Vitamin D deficiency is associated with alcoholism
Alcohol is a central nervous system depressant, so it is no surprise that many people afflicted with alcoholism also suffer from major depression. But another factor that may exacerbate depression in alcoholics is the fact that vitamin D and other minerals are flushed from the body as it eliminates alcohol.
This may lead to a chronic vitamin D deficiency in many people who are heavy drinkers. People who suffer from depression and also are alcohol or other substance abusers may find that their depression improves by regularly taking vitamin D supplements.

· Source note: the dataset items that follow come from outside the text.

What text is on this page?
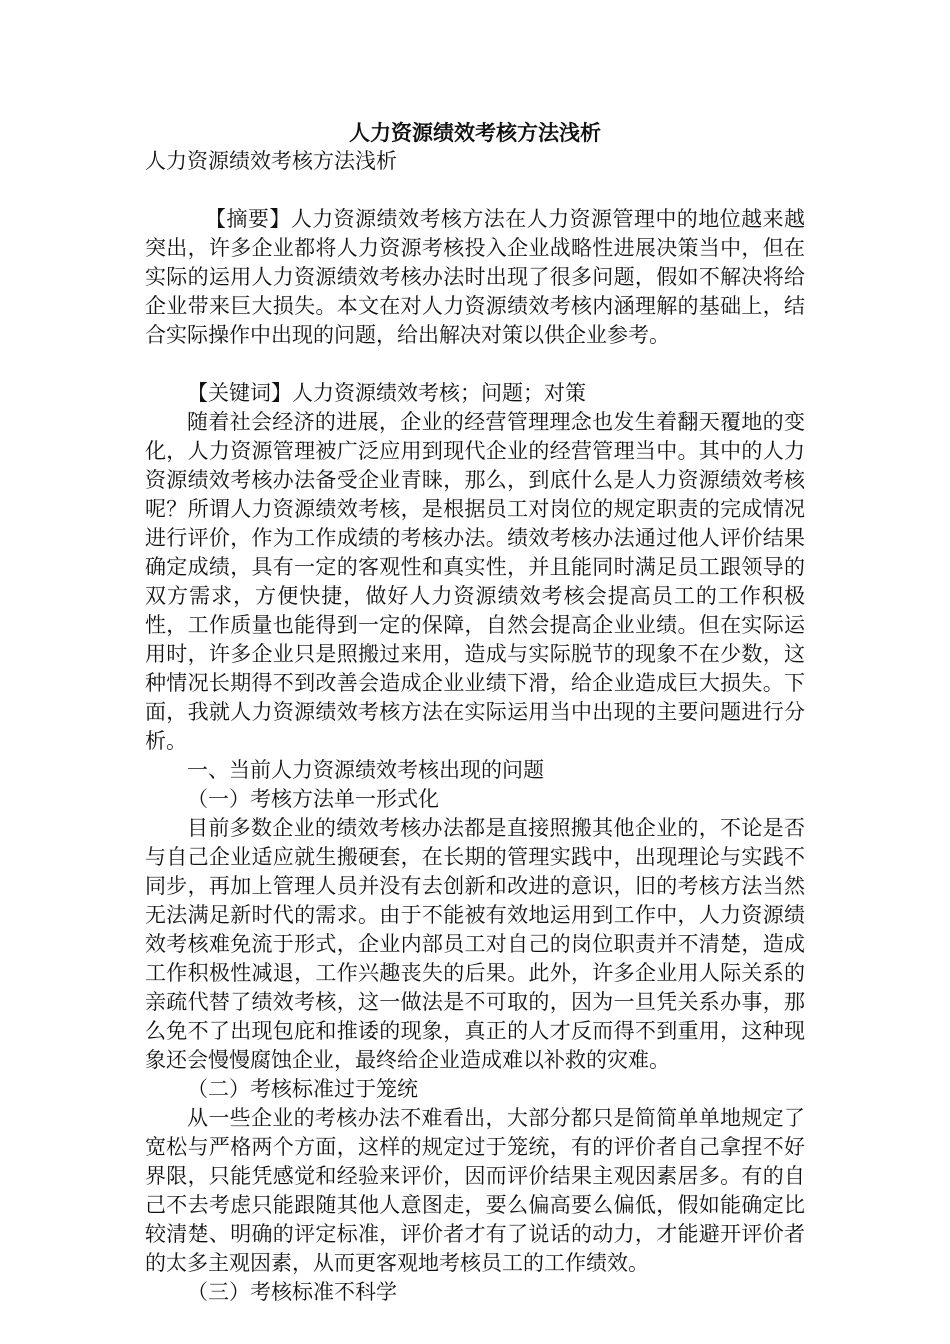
人力资源绩效考核方法浅析

人力资源绩效考核方法浅析

【摘要】人力资源绩效考核方法在人力资源管理中的地位越来越突出，许多企业都将人力资源考核投入企业战略性进展决策当中，但在实际的运用人力资源绩效考核办法时出现了很多问题，假如不解决将给企业带来巨大损失。本文在对人力资源绩效考核内涵理解的基础上，结合实际操作中出现的问题，给出解决对策以供企业参考。

【关键词】人力资源绩效考核；问题；对策

随着社会经济的进展，企业的经营管理理念也发生着翻天覆地的变化，人力资源管理被广泛应用到现代企业的经营管理当中。其中的人力资源绩效考核办法备受企业青睐，那么，到底什么是人力资源绩效考核呢？所谓人力资源绩效考核，是根据员工对岗位的规定职责的完成情况进行评价，作为工作成绩的考核办法。绩效考核办法通过他人评价结果确定成绩，具有一定的客观性和真实性，并且能同时满足员工跟领导的双方需求，方便快捷，做好人力资源绩效考核会提高员工的工作积极性，工作质量也能得到一定的保障，自然会提高企业业绩。但在实际运用时，许多企业只是照搬过来用，造成与实际脱节的现象不在少数，这种情况长期得不到改善会造成企业业绩下滑，给企业造成巨大损失。下面，我就人力资源绩效考核方法在实际运用当中出现的主要问题进行分析。

一、当前人力资源绩效考核出现的问题

（一）考核方法单一形式化

目前多数企业的绩效考核办法都是直接照搬其他企业的，不论是否与自己企业适应就生搬硬套，在长期的管理实践中，出现理论与实践不同步，再加上管理人员并没有去创新和改进的意识，旧的考核方法当然无法满足新时代的需求。由于不能被有效地运用到工作中，人力资源绩效考核难免流于形式，企业内部员工对自己的岗位职责并不清楚，造成工作积极性减退，工作兴趣丧失的后果。此外，许多企业用人际关系的亲疏代替了绩效考核，这一做法是不可取的，因为一旦凭关系办事，那么免不了出现包庇和推诿的现象，真正的人才反而得不到重用，这种现象还会慢慢腐蚀企业，最终给企业造成难以补救的灾难。

（二）考核标准过于笼统

从一些企业的考核办法不难看出，大部分都只是简简单单地规定了宽松与严格两个方面，这样的规定过于笼统，有的评价者自己拿捏不好界限，只能凭感觉和经验来评价，因而评价结果主观因素居多。有的自己不去考虑只能跟随其他人意图走，要么偏高要么偏低，假如能确定比较清楚、明确的评定标准，评价者才有了说话的动力，才能避开评价者的太多主观因素，从而更客观地考核员工的工作绩效。

（三）考核标准不科学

Other anecdotal evidence that links vitamin D to depression
Some other mental health issues such as dementia, Alzheimer’s, and schizophrenia have been directly or indirectly linked to lower levels of vitamin D. Some people feel that it is reasonable to conclude that vitamin D is an important component to good mental health in general, not just depression.
Sufferers of depression report improved mood with vitamin D supplements
Many people who suffer from depression report improvement in their symptoms when they take vitamin D supplements. Not all people’s depression responds to vitamin D. It is a matter of trial and error to see if it works for you. The greatest improvement is normally seen in people who already have a naturally low level of vitamin D in their bodies. Simply loading up on vitamin D for people who already have adequate levels is not recommended.